Roman e Anna Novak erano scomparsi all’inizio di ottobre 2025. Secondo quanto ricostruito, il 2 ottobre i due sono stati accompagnati dal loro autista fino a un lago nella zona di Hatta per incontrare dei presunti “investitori”. Dopo esser stati scaricati in un’auto secondo gli accertamenti, non sono più stati rintracciati. I loro telefoni hanno segnalato brevi attività nei dintorni del confine con l’Oman e poi in Sudafrica (Cape Town) prima di spegnersi definitivamente.
Dopo vari giorni di silenzio, la vicenda ha preso una piega drammatica: i corpi dei due sono stati scoperti nel deserto, smembrati e sepolti.
L’inchiesta ha portato al fermo di diversi cittadini russi, ritenuti coinvolti nell’organizzazione del sequestro, dell’estorsione e dell’omicidio. Tra i sospetti figurano un ex-investigatore russo e veterani di guerra.
Le autorità riferiscono che gli aggressori avevano affittato veicoli e locali, e che la pista è quella di un piano elaborato per estorcere la coppia, in particolare tentando di ottenere l’accesso a portafogli di criptovalute che Roman avrebbe gestito. Quando però tali fondi non sono stati reperiti o trasferiti, la situazione è degenerata in omicidio.
Roman Novak era noto in Russia e all’estero come fondatore della piattaforma Fintopio, che prometteva rapidi trasferimenti di criptovalute e aveva raccolto investimenti dall’Asia e Medio Oriente. Tuttavia, era stato condannato nel 2020 per frode su larga scala e agli arresti era stato permesso un rilascio anticipato, trasferendosi negli Emirati Arabi Uniti nel 2023.
La coppia viveva a Dubai, ostentando su social media uno stile di vita lussuoso: auto sportive, jet privati e contatti con personalità della tecnologia. Questo profilo aveva attirato attenzioni ma anche rischi.

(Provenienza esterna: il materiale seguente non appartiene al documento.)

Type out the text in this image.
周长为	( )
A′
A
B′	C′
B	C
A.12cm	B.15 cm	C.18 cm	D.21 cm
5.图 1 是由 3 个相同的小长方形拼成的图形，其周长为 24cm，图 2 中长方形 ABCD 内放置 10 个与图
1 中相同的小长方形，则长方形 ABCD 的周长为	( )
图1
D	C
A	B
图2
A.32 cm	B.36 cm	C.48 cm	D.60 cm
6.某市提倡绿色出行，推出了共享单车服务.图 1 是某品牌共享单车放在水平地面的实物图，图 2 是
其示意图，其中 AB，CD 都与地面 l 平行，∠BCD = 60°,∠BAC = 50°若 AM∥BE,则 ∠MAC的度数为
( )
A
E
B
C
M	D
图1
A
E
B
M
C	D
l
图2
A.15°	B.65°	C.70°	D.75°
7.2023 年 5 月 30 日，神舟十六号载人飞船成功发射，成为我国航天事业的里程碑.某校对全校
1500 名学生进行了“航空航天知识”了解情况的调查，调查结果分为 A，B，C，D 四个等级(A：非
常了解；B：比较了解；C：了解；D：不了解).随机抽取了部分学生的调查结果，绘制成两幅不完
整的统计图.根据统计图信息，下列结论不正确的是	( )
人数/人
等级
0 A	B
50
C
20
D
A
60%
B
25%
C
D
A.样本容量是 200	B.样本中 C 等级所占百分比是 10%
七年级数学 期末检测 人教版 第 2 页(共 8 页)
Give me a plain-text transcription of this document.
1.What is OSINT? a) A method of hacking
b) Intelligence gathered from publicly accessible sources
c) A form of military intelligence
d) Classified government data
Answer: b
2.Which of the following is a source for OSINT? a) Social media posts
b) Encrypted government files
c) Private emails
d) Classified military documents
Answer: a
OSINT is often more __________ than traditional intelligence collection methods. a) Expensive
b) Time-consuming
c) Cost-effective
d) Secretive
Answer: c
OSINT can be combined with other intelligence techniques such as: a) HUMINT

Il crimine lega strettamente evasione patrimoniale, uso delle criptovalute, e violenze estreme transnazionali. Le autorità emiratine affrontano anche la complessità dell’investigazione internazionale, visto che la coppia era straniera, e i sospetti si muovevano tra Russia, UAE, Oman e Sudafrica.
Dal lato finanziario, la vicenda mette in evidenza quanto gli “imprenditori” di criptovalute possano diventare bersagli vulnerabili se operano in sistemi poco regolati oppure se promettono rendimenti elevati non sostenuti da beni reali.
Dal profilo della sicurezza personale, anche per chi vive in ambienti “protetti” come Dubai, la vicenda mostra che alte ricchezze e visibilità espongono a rischi concreti di aggressione o rapimento.